Another silence. “Yes, except for most of your childhood. You’re right,” she said sadly.

“I’m sorry. I don’t know why I brought that up. I didn’t mean anything.”

“No, no, you’re right. And we can talk about it as often as you need to, and I will always agree with you, because I have made so many, many bad decisions in my life, and so many of them concern leaving you. But I’m trying to make up for that now.”

“I know you are, Mom.”

“You’re right about the puppy. My reflex is to act as if you’re still a teenager and not my adult roommate. But let’s think about this, Lucas. Our lease doesn’t even allow pets in the building.”

“Who is going to know? Probably the only advantage of having what everyone thinks is the crummiest apartment in the complex is that the door opens onto the street instead of the courtyard. I’ll pick her up and walk outside and by the time I put her down no one from the building will even know where I came from. I’ll never let her out in the courtyard and I’ll keep her on a leash.” He flipped me over on my back and kissed my stomach.

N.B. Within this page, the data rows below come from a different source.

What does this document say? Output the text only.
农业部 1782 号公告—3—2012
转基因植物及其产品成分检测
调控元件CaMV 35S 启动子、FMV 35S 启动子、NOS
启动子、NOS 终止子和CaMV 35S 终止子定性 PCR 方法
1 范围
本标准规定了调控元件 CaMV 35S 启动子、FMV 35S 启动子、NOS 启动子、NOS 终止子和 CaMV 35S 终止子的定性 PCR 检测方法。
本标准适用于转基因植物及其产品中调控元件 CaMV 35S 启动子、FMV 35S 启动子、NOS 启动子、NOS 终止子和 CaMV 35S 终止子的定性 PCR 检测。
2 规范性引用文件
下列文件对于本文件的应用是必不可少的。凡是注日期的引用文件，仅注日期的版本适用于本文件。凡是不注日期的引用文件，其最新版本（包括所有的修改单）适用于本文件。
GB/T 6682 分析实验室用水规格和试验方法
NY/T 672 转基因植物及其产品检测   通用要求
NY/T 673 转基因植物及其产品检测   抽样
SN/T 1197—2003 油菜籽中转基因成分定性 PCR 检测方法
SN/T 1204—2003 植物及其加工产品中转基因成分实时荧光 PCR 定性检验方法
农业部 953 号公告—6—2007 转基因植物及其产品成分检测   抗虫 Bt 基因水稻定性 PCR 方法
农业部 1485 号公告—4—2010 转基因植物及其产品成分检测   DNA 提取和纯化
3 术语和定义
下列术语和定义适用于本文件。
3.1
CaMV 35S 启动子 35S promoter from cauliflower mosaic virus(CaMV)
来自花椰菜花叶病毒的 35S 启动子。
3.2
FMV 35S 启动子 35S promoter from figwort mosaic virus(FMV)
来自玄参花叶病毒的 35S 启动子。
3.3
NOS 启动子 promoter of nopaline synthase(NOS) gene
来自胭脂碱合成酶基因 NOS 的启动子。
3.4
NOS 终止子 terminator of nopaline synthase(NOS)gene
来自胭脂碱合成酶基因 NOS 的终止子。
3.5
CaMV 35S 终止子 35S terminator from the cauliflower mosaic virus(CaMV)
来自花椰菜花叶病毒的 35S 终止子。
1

“You’ve never had a dog. It’s a big responsibility.”

The man didn’t say anything, he just kept nuzzling me. The woman laughed then, a happy, light sound. “I guess if there’s anything I don’t need to lecture you about, it’s being responsible.”

*

Over the next several days, I adjusted to my new, wonderful life. The woman was named Mom, I learned, and the man was Lucas. “Want a treat, Bella? Treat?”

I gazed up at Lucas, feeling something was expected of me, but not comprehending any of it. Then he pulled his hand out of his pocket and gave me a small chunk of meat, unleashing a flood of delicious sensations on my tongue.

Treat! Soon it was my favorite word.

I slept with Lucas, cuddled right next to him in a soft pile of blankets that I shredded a little until I understood how unhappy this made him. Lying next to him was even more comforting than being pressed up against Mother Cat. Sometimes I gently took his fingers in my mouth while he dozed, not to bite, but just to apply the gentlest of nibbles, so full of love my jaw ached with it.

He called me Bella. Several times a day, Lucas would bring out the leash, which was what he called the thing that snapped to the “collar.” He would use the leash to drag me in the direction he wanted to go. At first I hated the thing, because it made no sense to me that I was pulled by the neck in one direction when I smelled wonderful things in another. But then I learned that when the leash was unhooked from its place by the door we would be going for a “walk,” and did I delight in doing that! I also loved when we came home and Mom would be there and I would run to her for hugs, and I loved when Lucas put food in my bowl or when he would sit so that I could play with his feet.

I loved wrestling with him and the way he would hold me in his lap. I loved him. My world had Lucas at its center and when my eyes were open or my nose was active I was seeking him. Every day brought new joys, new things to do with my Lucas, my person.

“Bella, you are the best little puppy in the world,” he told me often, kissing me.

My name was Bella. Soon that’s how I thought of myself: Bella.